Lots of churches in the worlds I’m familiar with don’t have good succession plans for their current employed elders. There are a number of churches I’m familiar with where the paid pastors are nearing retirement and they haven’t been able to develop someone within the church to replace them.
Many would not even be familiar with the problem I’m raising, because they don’t expect those who would be paid elders to come from within their church; rather, they expect them to go to some form of seminary and then be recruited from there or from another church. I might think that’s a mad approach, but it’s a lot more common than the ‘develop your own’ approach I’m familiar with.
All that is to say that churches that don’t typically do so will have to recruit from outside in the near future. Hopefully in lots of cases that can be arranged within networks or denominations rather than just having to post adverts, but some form of recruitment will have to happen.
My concern is this: that needs significant finance. I don’t mean the cost of advertising or recruiting, but the cost of housing and moving. Housing costs as a factor of income are at a 150 year high in the UK. They’ve risen significantly in the last 50 years, with average prices currently 9 times average earnings. Having just bought a house that cost more like 12 times our household income, the chance would be a fine thing. UK housing stock is small and we don’t have enough of it.
What does that have to do with recruiting Pastors? If we don’t provide financial assistance to move and buy then we’ll not be able to recruit from anyone except the already wealthy. Especially if this involves moving southwards or towards London, the price increases are steep.
The Lord will provide, of course, but it’s easier for everyone when the church does that structurally. I know a young man who would make a great Pastor one day who has aspirations in that direction. I’ve shown him an available position in a church before, and he had to dismiss it out of hand because there’s no way he could afford to move from the very cheap place he lives to that very expensive place. The salary was reasonable, but he doesn’t have access to the sort of money required to move there. He isn’t making it up, there is no world in which it could be affordable.
Well, not no world. Not all that long ago it would have been affordable, and not just because houses were cheaper. Not that long ago each church would have owned a house that potentially a paid pastor could live in. Churches that did and sold them off as house prices rocketed to fund another building project made, in my opinion, very short-sighted decisions. It’s common to bemoan the grip that the upper middle class has on pastoral positions around the UK, and there are lots of reasons for that; I’ve not seen people addressing the structural one: no one else can afford to move around the country.

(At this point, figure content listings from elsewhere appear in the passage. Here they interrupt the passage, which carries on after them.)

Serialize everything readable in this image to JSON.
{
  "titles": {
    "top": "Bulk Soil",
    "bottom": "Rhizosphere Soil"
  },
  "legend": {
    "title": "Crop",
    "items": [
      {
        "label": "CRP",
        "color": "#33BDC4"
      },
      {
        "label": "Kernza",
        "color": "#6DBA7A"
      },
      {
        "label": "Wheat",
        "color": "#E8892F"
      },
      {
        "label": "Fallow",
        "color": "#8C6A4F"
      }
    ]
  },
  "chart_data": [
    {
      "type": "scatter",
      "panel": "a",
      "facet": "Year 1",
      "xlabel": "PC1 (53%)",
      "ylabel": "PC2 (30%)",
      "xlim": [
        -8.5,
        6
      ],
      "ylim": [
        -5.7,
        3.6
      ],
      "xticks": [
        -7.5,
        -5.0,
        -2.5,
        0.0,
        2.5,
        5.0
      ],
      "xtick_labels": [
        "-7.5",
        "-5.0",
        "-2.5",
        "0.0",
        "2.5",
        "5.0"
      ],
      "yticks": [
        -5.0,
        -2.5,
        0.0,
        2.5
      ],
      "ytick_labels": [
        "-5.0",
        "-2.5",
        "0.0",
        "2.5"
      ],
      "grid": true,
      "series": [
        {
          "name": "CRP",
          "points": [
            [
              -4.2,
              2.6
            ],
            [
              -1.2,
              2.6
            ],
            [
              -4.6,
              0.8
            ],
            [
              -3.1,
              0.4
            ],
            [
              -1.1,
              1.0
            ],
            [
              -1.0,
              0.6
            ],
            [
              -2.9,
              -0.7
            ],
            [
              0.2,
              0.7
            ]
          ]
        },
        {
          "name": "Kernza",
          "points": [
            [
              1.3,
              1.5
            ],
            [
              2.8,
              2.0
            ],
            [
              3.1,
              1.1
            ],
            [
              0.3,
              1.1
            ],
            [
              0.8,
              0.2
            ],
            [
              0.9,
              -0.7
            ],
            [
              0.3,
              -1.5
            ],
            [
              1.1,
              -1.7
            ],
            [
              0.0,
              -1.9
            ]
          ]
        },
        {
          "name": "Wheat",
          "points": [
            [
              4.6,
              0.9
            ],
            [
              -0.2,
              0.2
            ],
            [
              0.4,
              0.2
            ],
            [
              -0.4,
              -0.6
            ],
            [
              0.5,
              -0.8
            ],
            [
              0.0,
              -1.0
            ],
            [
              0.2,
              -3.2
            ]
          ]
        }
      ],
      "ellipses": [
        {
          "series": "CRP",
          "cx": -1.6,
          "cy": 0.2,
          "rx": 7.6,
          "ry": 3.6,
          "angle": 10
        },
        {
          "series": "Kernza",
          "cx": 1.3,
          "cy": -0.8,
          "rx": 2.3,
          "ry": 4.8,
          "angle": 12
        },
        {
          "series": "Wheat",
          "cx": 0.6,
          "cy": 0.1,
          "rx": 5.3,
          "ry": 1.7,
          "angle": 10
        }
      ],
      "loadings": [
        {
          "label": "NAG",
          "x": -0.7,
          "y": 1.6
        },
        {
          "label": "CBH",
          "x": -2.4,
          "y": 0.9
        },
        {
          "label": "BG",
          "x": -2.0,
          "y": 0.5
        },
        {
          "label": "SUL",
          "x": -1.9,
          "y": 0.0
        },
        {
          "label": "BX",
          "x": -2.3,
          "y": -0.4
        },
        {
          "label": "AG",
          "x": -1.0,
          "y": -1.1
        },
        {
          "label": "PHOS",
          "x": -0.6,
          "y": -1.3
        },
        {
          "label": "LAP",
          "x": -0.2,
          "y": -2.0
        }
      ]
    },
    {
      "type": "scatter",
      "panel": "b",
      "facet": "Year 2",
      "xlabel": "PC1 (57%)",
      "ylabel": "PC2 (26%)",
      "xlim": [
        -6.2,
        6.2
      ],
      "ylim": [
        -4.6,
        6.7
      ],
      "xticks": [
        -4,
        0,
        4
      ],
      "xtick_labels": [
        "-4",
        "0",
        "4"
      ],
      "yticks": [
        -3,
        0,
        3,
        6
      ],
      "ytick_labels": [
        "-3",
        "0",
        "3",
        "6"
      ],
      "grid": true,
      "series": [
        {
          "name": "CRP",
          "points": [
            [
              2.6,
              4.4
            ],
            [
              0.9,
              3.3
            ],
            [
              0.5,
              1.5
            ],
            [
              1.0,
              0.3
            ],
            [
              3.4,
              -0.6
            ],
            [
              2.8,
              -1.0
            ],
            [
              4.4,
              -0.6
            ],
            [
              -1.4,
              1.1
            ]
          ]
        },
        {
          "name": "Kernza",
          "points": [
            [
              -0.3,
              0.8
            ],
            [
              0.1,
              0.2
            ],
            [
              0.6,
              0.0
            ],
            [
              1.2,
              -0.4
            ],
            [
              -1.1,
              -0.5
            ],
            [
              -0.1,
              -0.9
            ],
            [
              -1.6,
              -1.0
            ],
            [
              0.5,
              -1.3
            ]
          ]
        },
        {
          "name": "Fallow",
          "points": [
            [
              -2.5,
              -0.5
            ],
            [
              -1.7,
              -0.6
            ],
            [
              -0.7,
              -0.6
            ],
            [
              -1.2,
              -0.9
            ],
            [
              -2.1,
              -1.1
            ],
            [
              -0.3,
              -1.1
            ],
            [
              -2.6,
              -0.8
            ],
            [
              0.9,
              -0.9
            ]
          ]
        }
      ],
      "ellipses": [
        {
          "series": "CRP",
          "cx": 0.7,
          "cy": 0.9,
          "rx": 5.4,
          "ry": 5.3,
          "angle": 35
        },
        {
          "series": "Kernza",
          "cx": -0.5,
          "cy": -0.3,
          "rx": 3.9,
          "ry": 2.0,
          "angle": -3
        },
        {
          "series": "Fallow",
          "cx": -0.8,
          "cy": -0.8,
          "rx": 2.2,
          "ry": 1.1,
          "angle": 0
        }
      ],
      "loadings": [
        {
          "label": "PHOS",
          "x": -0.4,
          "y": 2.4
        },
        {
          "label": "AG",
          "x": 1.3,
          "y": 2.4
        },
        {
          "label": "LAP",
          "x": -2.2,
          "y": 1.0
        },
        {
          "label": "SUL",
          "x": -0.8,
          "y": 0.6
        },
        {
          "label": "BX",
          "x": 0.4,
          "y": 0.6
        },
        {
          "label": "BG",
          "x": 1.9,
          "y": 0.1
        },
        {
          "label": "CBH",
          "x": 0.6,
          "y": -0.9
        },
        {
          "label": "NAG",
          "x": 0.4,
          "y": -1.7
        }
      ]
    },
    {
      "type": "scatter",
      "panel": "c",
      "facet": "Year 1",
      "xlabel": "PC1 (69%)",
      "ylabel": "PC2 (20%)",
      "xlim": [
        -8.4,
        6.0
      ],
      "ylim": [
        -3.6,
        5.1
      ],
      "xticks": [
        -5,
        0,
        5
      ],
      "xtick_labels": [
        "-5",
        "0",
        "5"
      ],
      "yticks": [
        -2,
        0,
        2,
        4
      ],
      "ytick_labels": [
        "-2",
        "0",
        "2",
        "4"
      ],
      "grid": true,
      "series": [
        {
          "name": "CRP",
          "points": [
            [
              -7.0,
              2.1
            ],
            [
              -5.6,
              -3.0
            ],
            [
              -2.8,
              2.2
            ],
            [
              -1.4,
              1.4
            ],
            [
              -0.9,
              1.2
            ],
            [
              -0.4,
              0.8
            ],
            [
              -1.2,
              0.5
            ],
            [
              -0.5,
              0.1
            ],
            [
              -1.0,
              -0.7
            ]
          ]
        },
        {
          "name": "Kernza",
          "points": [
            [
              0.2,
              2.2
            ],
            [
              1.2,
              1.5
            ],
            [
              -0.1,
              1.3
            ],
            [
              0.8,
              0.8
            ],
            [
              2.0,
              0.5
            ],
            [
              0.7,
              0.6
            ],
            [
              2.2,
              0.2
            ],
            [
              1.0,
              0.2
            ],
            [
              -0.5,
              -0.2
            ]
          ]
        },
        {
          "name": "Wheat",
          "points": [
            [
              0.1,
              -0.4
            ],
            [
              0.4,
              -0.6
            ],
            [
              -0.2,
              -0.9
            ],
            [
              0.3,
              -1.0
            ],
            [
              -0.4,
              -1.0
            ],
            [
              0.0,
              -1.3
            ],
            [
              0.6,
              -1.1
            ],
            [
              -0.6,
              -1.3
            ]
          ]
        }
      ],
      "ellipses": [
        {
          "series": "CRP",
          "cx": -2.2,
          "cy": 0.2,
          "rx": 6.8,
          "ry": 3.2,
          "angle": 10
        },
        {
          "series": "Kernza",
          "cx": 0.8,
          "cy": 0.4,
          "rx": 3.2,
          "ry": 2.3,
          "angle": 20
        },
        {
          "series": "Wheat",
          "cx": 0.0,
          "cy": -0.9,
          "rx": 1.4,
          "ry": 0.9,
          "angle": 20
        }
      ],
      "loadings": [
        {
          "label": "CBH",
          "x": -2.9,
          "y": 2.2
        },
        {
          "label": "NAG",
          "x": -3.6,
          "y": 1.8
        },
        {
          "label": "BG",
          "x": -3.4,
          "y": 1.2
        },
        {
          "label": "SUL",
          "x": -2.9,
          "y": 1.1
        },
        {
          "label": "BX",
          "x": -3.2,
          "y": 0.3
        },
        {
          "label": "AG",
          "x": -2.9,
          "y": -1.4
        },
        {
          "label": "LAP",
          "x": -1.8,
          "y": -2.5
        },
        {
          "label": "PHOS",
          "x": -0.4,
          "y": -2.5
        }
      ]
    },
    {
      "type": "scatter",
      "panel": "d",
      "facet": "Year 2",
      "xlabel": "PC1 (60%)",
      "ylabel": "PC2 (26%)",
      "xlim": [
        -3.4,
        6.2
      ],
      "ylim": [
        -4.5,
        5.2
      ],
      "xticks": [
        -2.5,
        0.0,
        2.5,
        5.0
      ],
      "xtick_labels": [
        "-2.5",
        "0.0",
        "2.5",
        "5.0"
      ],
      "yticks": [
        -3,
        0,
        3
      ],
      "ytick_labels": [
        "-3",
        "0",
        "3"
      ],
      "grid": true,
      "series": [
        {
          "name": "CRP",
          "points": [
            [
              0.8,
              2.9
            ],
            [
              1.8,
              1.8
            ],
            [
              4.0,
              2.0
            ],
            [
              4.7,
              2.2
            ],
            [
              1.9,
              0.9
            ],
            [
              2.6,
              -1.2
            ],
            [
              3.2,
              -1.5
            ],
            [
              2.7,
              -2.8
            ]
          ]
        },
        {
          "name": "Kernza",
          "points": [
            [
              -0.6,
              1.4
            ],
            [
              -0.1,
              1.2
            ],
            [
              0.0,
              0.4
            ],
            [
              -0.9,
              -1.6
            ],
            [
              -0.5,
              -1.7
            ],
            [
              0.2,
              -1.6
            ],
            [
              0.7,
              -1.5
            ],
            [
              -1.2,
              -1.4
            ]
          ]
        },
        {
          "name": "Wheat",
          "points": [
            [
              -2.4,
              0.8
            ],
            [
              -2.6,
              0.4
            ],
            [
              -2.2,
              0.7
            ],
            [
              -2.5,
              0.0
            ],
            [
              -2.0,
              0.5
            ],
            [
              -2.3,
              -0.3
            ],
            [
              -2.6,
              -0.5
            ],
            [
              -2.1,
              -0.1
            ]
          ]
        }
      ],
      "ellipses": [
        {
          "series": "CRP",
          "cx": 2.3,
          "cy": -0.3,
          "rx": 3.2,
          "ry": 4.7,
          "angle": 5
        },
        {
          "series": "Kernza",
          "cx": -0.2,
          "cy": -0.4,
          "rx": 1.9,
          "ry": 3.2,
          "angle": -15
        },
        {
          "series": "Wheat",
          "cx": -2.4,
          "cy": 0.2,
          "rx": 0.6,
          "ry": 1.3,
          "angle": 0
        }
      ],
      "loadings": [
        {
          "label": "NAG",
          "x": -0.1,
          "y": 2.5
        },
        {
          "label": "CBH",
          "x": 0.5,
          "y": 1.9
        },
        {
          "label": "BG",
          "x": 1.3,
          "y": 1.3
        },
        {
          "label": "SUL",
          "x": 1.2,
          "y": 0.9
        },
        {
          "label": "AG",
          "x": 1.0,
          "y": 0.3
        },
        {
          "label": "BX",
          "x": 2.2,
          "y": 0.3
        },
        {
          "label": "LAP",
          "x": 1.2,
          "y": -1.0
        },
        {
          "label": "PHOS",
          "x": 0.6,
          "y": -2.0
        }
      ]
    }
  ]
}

Of course, not all paid pastoral positions require moving, and it’s not true that there are no opportunities for those who aren’t already independently wealthy. What I fear might be true is that lots of churches that might need to recruit from outside in the next decade won’t have the expectation that they will need to provide significant financial assistance to that move, or that the assistance required will depend on the person’s current circumstances.
There are lots of reason that churches can’t give very large amounts of money direct to individuals, most of them are very sensible safeguards! I suspect the simplest solution is to buy property and have the church own it. That also makes it easier to have property large enough for sizeable hospitality and that doesn’t restrict anyone’s family size.
There are loads of downsides to this too. There are reasons churches haven’t done this, even if they can afford to, and I suspect most couldn’t afford such a move. There’s the burden this places on the church, there’s the challenge of what happens when that person retires if they don’t already own a home—this is a common challenge in the Church of England—and there’s the increased barrier it makes for failing. It is harder to admit your sin and step down if you don’t only lose your job but also your home. Though, on the other hand, having sunk huge amounts of money into a ‘risky’ move across the country to a place you don’t know anyone isn’t really less of a barrier to failing.
Should these moves be financially risky? I don’t think so. Some will suggest that it’s good to put your faith into action with something stretching, but taking on a church in a place you don’t know is already hugely stretching and requiring of great faith. More risk isn’t required.
The solution isn’t straightforward, but we need to talk more about the problem. Churches can be naïve about what housing costs, especially housing that will let their paid pastors use their homes for the church in ways that the church inevitably (and reasonably!) expects. There isn’t a lot of money in the British church world, or at least not in any circle of it I’ve been in. This isn’t the first time I’ve written a post that amounts to ‘churches should put money into x!’ It’s reasonable to ask ‘what money?’ Yet, we have to find better solutions for people we are calling to do precarious things. Why should they bear all the burden and all the risk? They aren’t super Christians, we’re all called to sacrifice for Jesus.